The units described as separate parts may or may not be physically separate, and parts displayed as units may or may not be physical units, may be located in one location, or may be distributed on a plurality of network units. Some or all of the units may be selected based on actual requirements to achieve the objectives of the solutions of embodiments.

In addition, functional units in embodiments of this application may be integrated into one processing unit, or each unit may exist alone physically, or two or more units may be integrated into one unit.

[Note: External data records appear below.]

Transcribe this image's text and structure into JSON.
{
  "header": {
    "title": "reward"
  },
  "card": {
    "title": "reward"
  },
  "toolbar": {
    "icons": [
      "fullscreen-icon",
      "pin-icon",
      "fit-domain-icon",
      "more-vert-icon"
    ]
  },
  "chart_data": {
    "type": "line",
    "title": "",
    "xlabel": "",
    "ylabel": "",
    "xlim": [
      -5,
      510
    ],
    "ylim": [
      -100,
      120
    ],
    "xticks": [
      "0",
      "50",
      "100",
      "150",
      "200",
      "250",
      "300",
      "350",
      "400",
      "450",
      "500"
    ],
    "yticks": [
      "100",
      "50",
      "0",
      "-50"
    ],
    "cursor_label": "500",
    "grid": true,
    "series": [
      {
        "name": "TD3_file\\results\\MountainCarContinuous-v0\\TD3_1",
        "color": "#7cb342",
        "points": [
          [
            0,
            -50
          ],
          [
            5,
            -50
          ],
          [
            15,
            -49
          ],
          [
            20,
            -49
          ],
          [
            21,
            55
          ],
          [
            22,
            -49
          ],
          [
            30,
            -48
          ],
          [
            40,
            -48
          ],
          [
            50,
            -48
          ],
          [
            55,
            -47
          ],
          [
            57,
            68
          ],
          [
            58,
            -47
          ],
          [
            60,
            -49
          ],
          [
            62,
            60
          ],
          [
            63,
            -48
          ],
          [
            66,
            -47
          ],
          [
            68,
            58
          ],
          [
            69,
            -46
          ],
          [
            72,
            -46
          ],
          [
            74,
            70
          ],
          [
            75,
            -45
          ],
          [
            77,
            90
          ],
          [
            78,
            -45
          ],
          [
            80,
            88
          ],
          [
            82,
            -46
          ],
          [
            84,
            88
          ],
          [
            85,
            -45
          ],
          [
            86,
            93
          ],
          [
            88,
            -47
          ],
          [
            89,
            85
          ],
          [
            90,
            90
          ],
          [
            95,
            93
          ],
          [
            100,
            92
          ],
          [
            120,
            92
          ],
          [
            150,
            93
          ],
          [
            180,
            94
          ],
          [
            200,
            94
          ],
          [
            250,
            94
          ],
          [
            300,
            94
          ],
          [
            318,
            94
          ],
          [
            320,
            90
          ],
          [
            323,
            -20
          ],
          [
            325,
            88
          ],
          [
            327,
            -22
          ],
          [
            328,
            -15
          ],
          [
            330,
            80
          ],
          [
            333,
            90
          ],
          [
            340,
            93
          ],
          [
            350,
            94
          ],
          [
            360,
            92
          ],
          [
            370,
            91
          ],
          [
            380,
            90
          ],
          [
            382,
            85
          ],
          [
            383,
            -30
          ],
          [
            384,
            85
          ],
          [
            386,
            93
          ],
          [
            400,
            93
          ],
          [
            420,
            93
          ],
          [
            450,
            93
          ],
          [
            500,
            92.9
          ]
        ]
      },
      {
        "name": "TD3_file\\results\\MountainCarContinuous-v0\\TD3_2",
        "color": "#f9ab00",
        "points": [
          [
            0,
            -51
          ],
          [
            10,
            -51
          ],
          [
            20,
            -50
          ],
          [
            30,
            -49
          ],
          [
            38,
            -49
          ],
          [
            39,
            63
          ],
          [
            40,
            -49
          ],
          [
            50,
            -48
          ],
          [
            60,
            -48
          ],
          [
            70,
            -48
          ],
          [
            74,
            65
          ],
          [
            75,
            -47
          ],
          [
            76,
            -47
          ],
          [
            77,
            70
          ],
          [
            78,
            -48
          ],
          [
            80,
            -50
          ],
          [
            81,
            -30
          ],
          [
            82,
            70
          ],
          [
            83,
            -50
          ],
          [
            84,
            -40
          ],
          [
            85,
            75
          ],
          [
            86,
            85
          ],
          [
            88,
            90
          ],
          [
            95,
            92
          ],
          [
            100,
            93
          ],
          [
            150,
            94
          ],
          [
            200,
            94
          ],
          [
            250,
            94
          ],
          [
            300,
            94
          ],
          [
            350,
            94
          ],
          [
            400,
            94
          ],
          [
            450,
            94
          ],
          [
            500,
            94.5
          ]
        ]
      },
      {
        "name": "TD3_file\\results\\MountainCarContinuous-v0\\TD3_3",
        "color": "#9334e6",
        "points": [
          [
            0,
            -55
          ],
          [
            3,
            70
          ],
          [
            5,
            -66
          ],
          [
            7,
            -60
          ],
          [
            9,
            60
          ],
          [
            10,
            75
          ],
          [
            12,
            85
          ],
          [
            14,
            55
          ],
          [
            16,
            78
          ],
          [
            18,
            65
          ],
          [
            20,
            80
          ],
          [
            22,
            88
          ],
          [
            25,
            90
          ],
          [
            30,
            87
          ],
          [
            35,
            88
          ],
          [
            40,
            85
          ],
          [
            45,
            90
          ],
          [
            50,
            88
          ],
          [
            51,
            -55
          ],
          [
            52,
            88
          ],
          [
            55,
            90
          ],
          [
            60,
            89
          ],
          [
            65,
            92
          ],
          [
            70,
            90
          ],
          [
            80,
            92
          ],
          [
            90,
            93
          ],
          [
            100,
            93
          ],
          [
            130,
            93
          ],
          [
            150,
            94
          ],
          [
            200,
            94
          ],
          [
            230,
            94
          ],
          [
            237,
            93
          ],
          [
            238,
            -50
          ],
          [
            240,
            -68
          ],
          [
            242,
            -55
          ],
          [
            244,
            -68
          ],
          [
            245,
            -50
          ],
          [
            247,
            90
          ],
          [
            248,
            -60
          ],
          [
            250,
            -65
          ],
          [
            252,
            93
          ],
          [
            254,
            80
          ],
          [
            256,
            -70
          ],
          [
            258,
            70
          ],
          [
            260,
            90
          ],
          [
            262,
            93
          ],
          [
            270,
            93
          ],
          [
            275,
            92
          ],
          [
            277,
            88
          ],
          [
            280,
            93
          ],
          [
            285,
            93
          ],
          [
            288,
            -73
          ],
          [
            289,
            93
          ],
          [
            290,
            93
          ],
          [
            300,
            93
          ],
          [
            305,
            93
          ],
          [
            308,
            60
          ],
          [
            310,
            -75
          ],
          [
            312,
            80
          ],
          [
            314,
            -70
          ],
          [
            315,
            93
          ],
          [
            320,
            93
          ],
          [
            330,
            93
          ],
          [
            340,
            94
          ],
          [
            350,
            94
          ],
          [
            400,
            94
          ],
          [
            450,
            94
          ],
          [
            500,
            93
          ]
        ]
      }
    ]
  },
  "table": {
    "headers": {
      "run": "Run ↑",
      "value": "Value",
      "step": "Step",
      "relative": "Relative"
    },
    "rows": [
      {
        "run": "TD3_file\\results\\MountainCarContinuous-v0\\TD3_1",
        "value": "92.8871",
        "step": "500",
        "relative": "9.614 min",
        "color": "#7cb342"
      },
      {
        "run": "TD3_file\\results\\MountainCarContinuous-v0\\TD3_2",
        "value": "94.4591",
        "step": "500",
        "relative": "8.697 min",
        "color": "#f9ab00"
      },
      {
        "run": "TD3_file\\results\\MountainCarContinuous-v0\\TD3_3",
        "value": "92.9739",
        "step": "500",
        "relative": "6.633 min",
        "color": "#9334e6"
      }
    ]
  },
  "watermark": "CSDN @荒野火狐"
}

When the functions are implemented in a form of a software functional unit and sold or used as an independent product, the functions may be stored in a computer-readable storage medium. Based on such an understanding, the technical solutions of this application essentially, or the part contributing to the conventional technology, or some of the technical solutions may be implemented in a form of a software product. The computer software product is stored in a storage medium, and includes several instructions for instructing a computer device (which may be a personal computer, a server, a receive end, or the like) to perform all or some of the steps of the methods in embodiments of this application. The foregoing storage medium includes any medium that can store program code, such as a USB flash drive, a removable hard disk, a read-only memory (ROM), a random access memory (RAM), a magnetic disk, or an optical disc.

The foregoing descriptions are merely specific implementations of this application, but are not intended to limit the protection scope of this application. Any variation or replacement readily figured out by a person skilled in the art within the technical scope disclosed in this application shall fall within the protection scope of this application. Therefore, the protection scope of this application shall be subject to the protection scope of the claims.